De kamer ziet verlangend naar uw antwoord uit: met een spoedig berigt
mogt het zijn naar den wensch der kamer, zult gij de leden ten zeerste
aan u verplichten.
H. Wanink - President S.J. van den Bergh zal vereerd zijn geweest met dit verzoek, de kamer heeft zijn naam tot 1885 gevoerd. Begin 1866 presenteert de kamer zich in het Rederijkers Weekblad met het volgende bericht:
Rederijkerskamers kenden werkende leden die voordrachten hielden en de begunstigende of kunstlievende leden die een select publiek vormden. In de wintermaanden kwamen de werkende leden wekelijks of twee-wekelijks bij elkaar om de voordracht te oefenen en toneelstukken te repeteren. Voor die vergaderingen ontvingen ze een convocatie en wie niet op kwam dagen kreeg een boete.
Uitvoeringen gaven ze op buitengewone en openbare vergaderingen.
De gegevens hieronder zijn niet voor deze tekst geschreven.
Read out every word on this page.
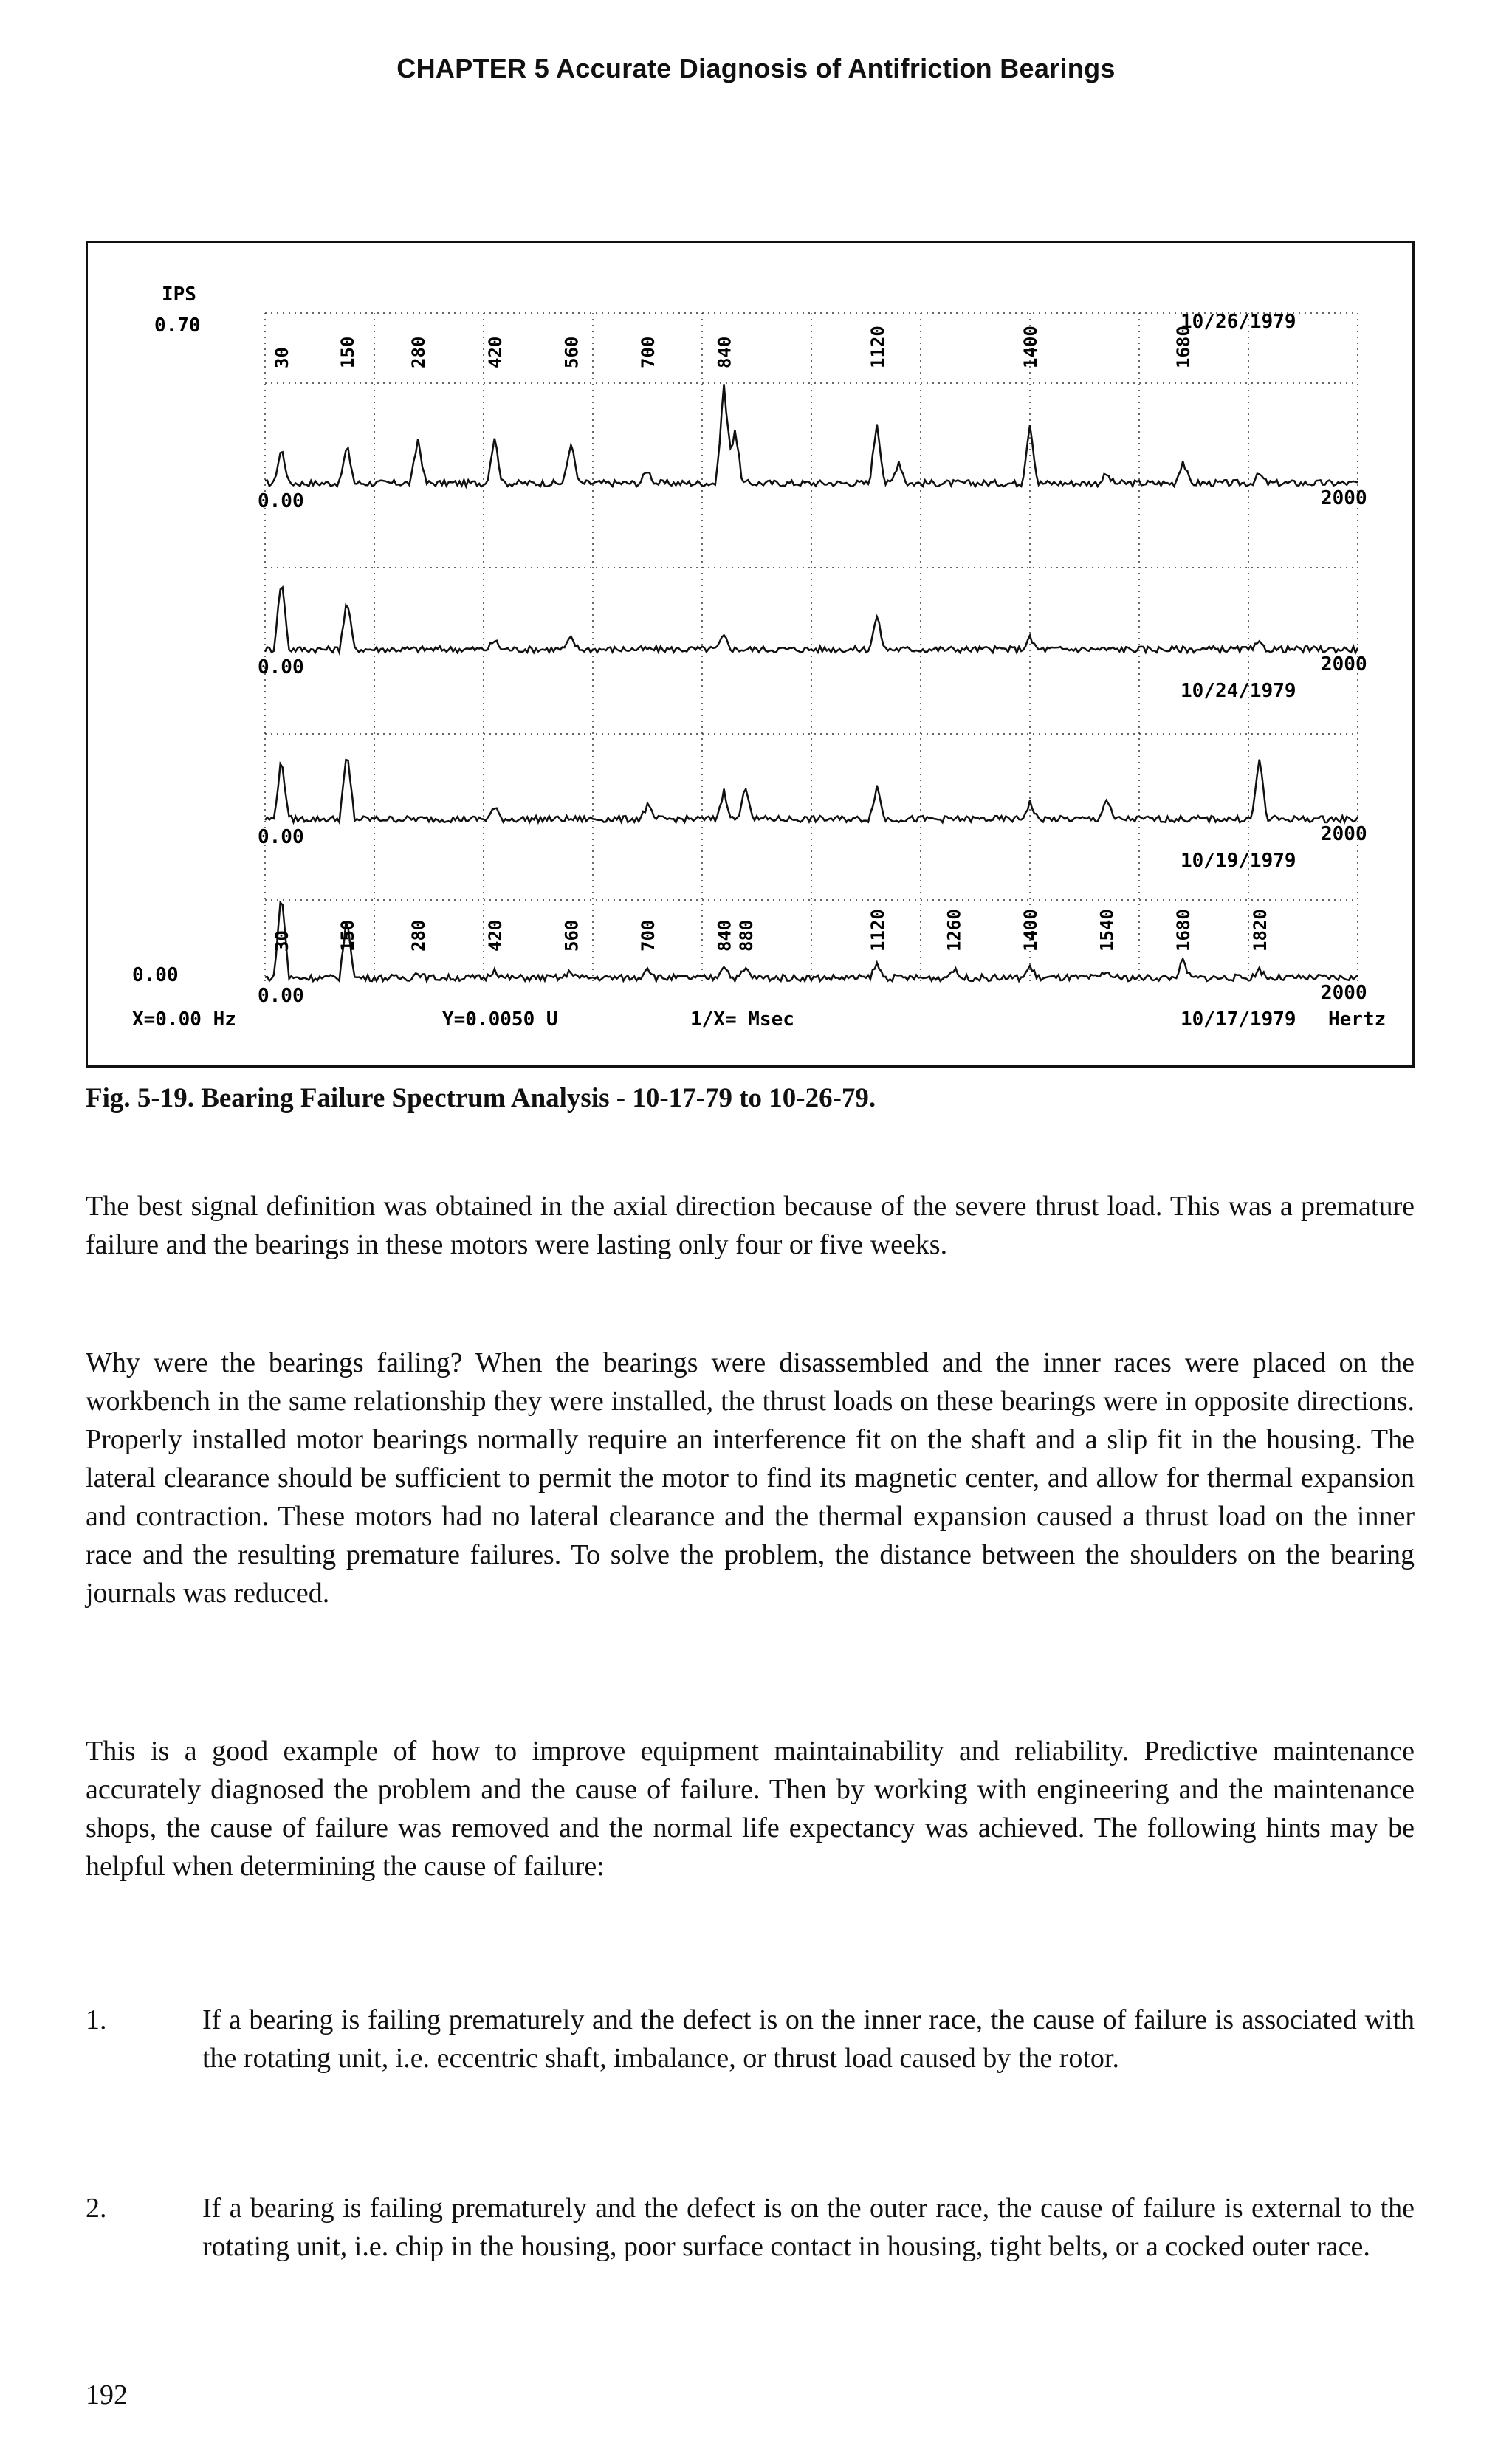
CHAPTER 5 Accurate Diagnosis of Antifriction Bearings
IPS
0.70
0.00
X=0.00 Hz	Y=0.0050 U	1/X= Msec	Hertz
0.00	2000
10/26/1979
30	150	280	420	560	700	840	1120	1400	1680
0.00	2000
10/24/1979
0.00	2000
10/19/1979
0.00	2000
10/17/1979
30	150	280	420	560	700	840 880	1120	1260	1400	1540	1680	1820
Fig. 5-19. Bearing Failure Spectrum Analysis - 10-17-79 to 10-26-79.
The best signal definition was obtained in the axial direction because of the severe thrust load. This was a premature failure and the bearings in these motors were lasting only four or five weeks.
Why were the bearings failing? When the bearings were disassembled and the inner races were placed on the workbench in the same relationship they were installed, the thrust loads on these bearings were in opposite directions. Properly installed motor bearings normally require an interference fit on the shaft and a slip fit in the housing. The lateral clearance should be sufficient to permit the motor to find its magnetic center, and allow for thermal expansion and contraction. These motors had no lateral clearance and the thermal expansion caused a thrust load on the inner race and the resulting premature failures. To solve the problem, the distance between the shoulders on the bearing journals was reduced.
This is a good example of how to improve equipment maintainability and reliability. Predictive maintenance accurately diagnosed the problem and the cause of failure. Then by working with engineering and the maintenance shops, the cause of failure was removed and the normal life expectancy was achieved. The following hints may be helpful when determining the cause of failure:
1.	If a bearing is failing prematurely and the defect is on the inner race, the cause of failure is associated with the rotating unit, i.e. eccentric shaft, imbalance, or thrust load caused by the rotor.
2.	If a bearing is failing prematurely and the defect is on the outer race, the cause of failure is external to the rotating unit, i.e. chip in the housing, poor surface contact in housing, tight belts, or a cocked outer race.
192
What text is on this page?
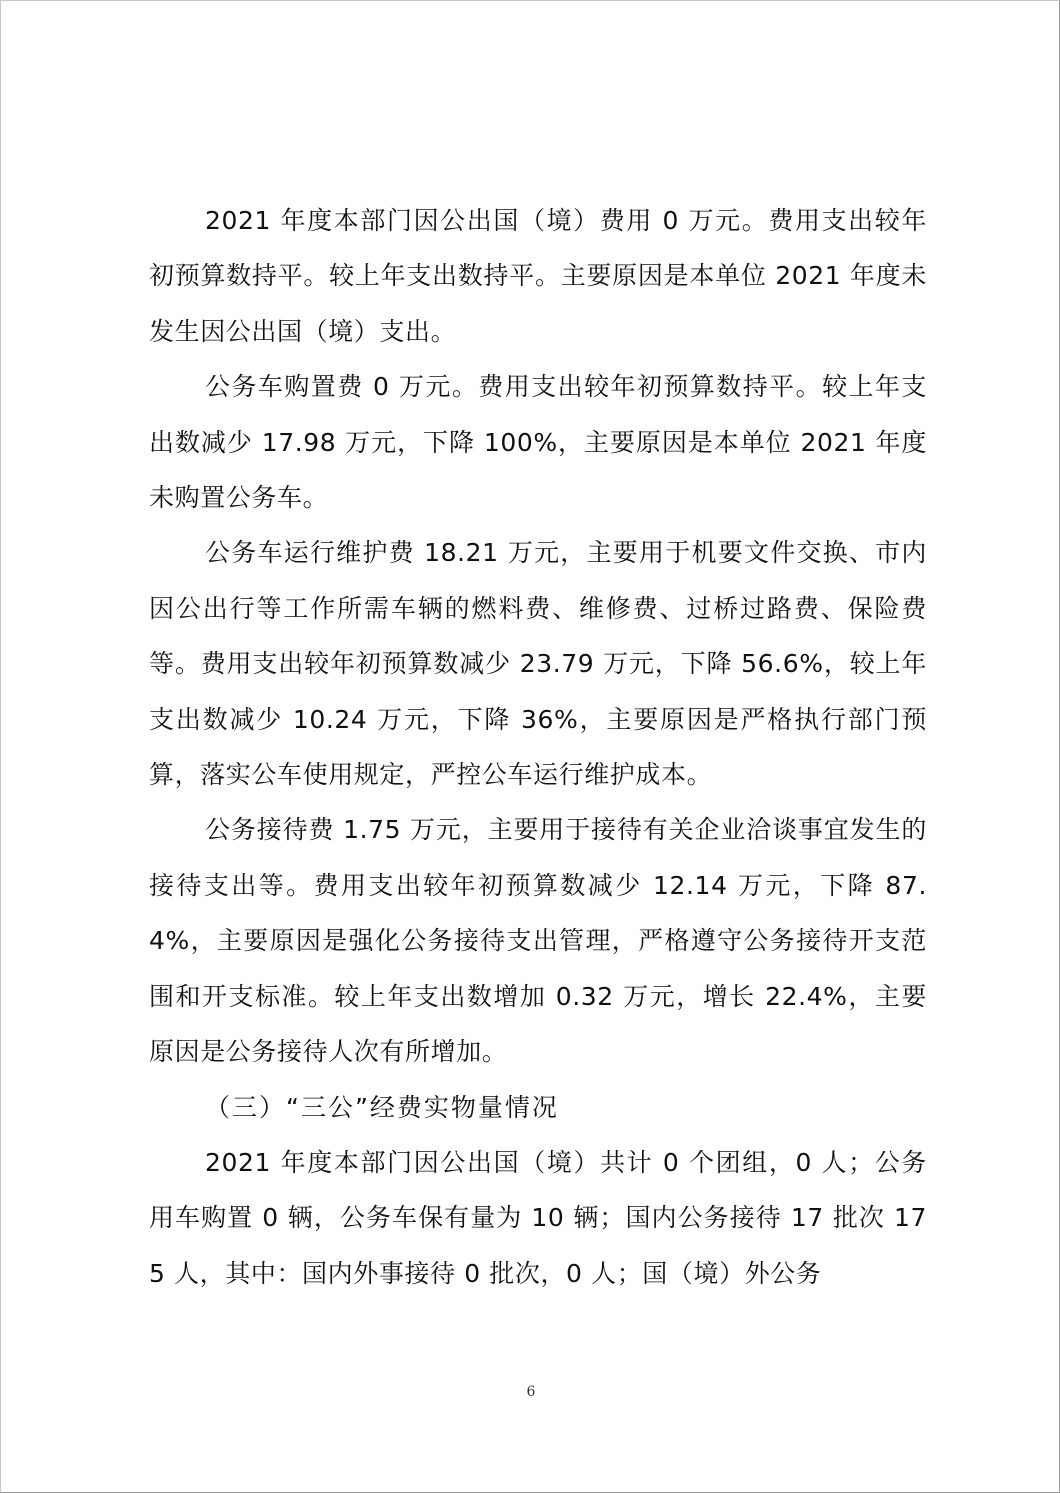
2021 年度本部门因公出国（境）费用 0 万元。费用支出较年初预算数持平。较上年支出数持平。主要原因是本单位 2021 年度未发生因公出国（境）支出。

公务车购置费 0 万元。费用支出较年初预算数持平。较上年支出数减少 17.98 万元，下降 100%，主要原因是本单位 2021 年度未购置公务车。

公务车运行维护费 18.21 万元，主要用于机要文件交换、市内因公出行等工作所需车辆的燃料费、维修费、过桥过路费、保险费等。费用支出较年初预算数减少 23.79 万元，下降 56.6%，较上年支出数减少 10.24 万元，下降 36%，主要原因是严格执行部门预算，落实公车使用规定，严控公车运行维护成本。

公务接待费 1.75 万元，主要用于接待有关企业洽谈事宜发生的接待支出等。费用支出较年初预算数减少 12.14 万元，下降 87.4%，主要原因是强化公务接待支出管理，严格遵守公务接待开支范围和开支标准。较上年支出数增加 0.32 万元，增长 22.4%，主要原因是公务接待人次有所增加。

（三）“三公”经费实物量情况

2021 年度本部门因公出国（境）共计 0 个团组，0 人；公务用车购置 0 辆，公务车保有量为 10 辆；国内公务接待 17 批次 175 人，其中：国内外事接待 0 批次，0 人；国（境）外公务

6
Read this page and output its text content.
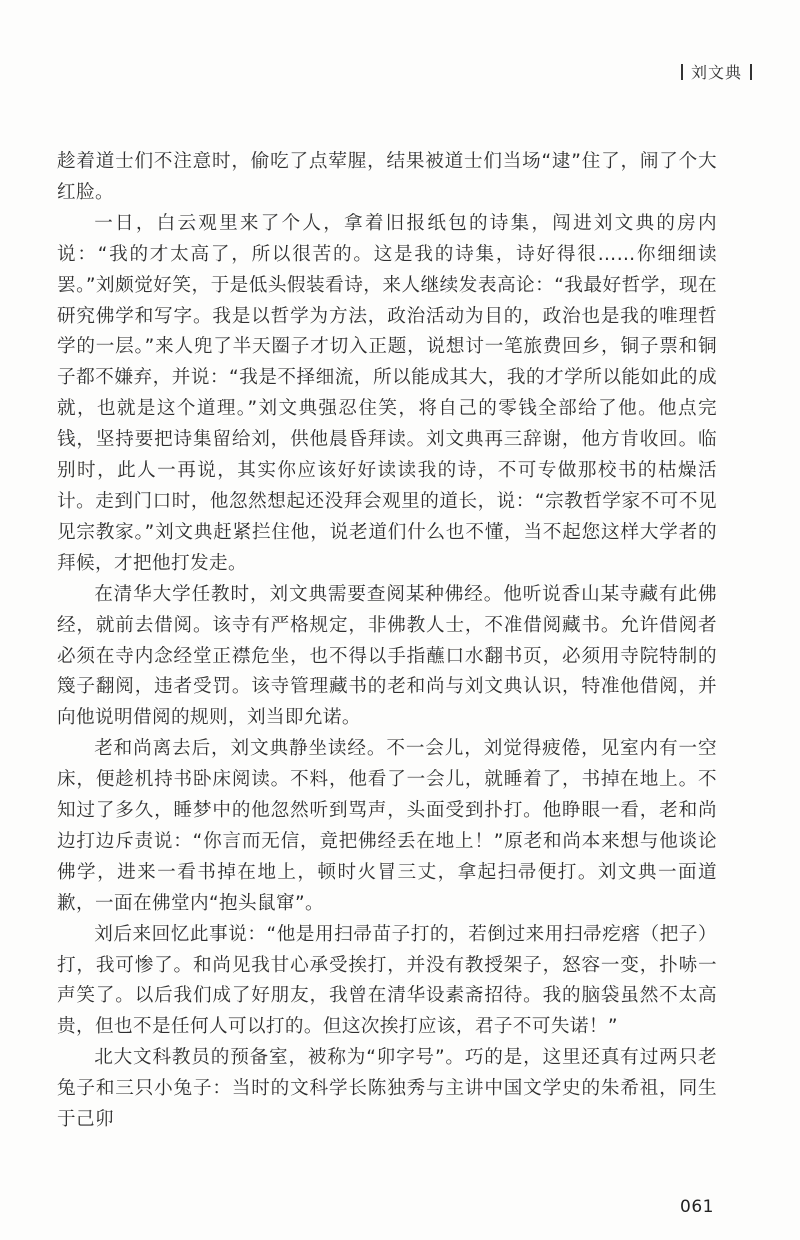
刘文典

趁着道士们不注意时，偷吃了点荤腥，结果被道士们当场“逮”住了，闹了个大红脸。

一日，白云观里来了个人，拿着旧报纸包的诗集，闯进刘文典的房内说：“我的才太高了，所以很苦的。这是我的诗集，诗好得很……你细细读罢。”刘颇觉好笑，于是低头假装看诗，来人继续发表高论：“我最好哲学，现在研究佛学和写字。我是以哲学为方法，政治活动为目的，政治也是我的唯理哲学的一层。”来人兜了半天圈子才切入正题，说想讨一笔旅费回乡，铜子票和铜子都不嫌弃，并说：“我是不择细流，所以能成其大，我的才学所以能如此的成就，也就是这个道理。”刘文典强忍住笑，将自己的零钱全部给了他。他点完钱，坚持要把诗集留给刘，供他晨昏拜读。刘文典再三辞谢，他方肯收回。临别时，此人一再说，其实你应该好好读读我的诗，不可专做那校书的枯燥活计。走到门口时，他忽然想起还没拜会观里的道长，说：“宗教哲学家不可不见见宗教家。”刘文典赶紧拦住他，说老道们什么也不懂，当不起您这样大学者的拜候，才把他打发走。

在清华大学任教时，刘文典需要查阅某种佛经。他听说香山某寺藏有此佛经，就前去借阅。该寺有严格规定，非佛教人士，不准借阅藏书。允许借阅者必须在寺内念经堂正襟危坐，也不得以手指蘸口水翻书页，必须用寺院特制的篾子翻阅，违者受罚。该寺管理藏书的老和尚与刘文典认识，特准他借阅，并向他说明借阅的规则，刘当即允诺。

老和尚离去后，刘文典静坐读经。不一会儿，刘觉得疲倦，见室内有一空床，便趁机持书卧床阅读。不料，他看了一会儿，就睡着了，书掉在地上。不知过了多久，睡梦中的他忽然听到骂声，头面受到扑打。他睁眼一看，老和尚边打边斥责说：“你言而无信，竟把佛经丢在地上！”原老和尚本来想与他谈论佛学，进来一看书掉在地上，顿时火冒三丈，拿起扫帚便打。刘文典一面道歉，一面在佛堂内“抱头鼠窜”。

刘后来回忆此事说：“他是用扫帚苗子打的，若倒过来用扫帚疙瘩（把子）打，我可惨了。和尚见我甘心承受挨打，并没有教授架子，怒容一变，扑哧一声笑了。以后我们成了好朋友，我曾在清华设素斋招待。我的脑袋虽然不太高贵，但也不是任何人可以打的。但这次挨打应该，君子不可失诺！”

北大文科教员的预备室，被称为“卯字号”。巧的是，这里还真有过两只老兔子和三只小兔子：当时的文科学长陈独秀与主讲中国文学史的朱希祖，同生于己卯

061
Buitengewone vergaderigen waren alleen toegankelijk voor leden en genodigden.
Naar de openbare vergaderingen kon iedereen die een kaartje kocht;
vanaf 1875 noemt men ze "volksvergaderingen".
Naast rederijkerskamer S.J. van den Bergh, bestonden er in
Enkhuizen nog twee kamers. Er was een jongelingengezelschap
E.A. Borger dat is opgericht rond 1869 en een letterlievend gezelschap
'De Taal is gansch het Volk' dat omstreeks 1870 is opgericht en in 1874
is samengegaan met de kamer S.J. van den Bergh.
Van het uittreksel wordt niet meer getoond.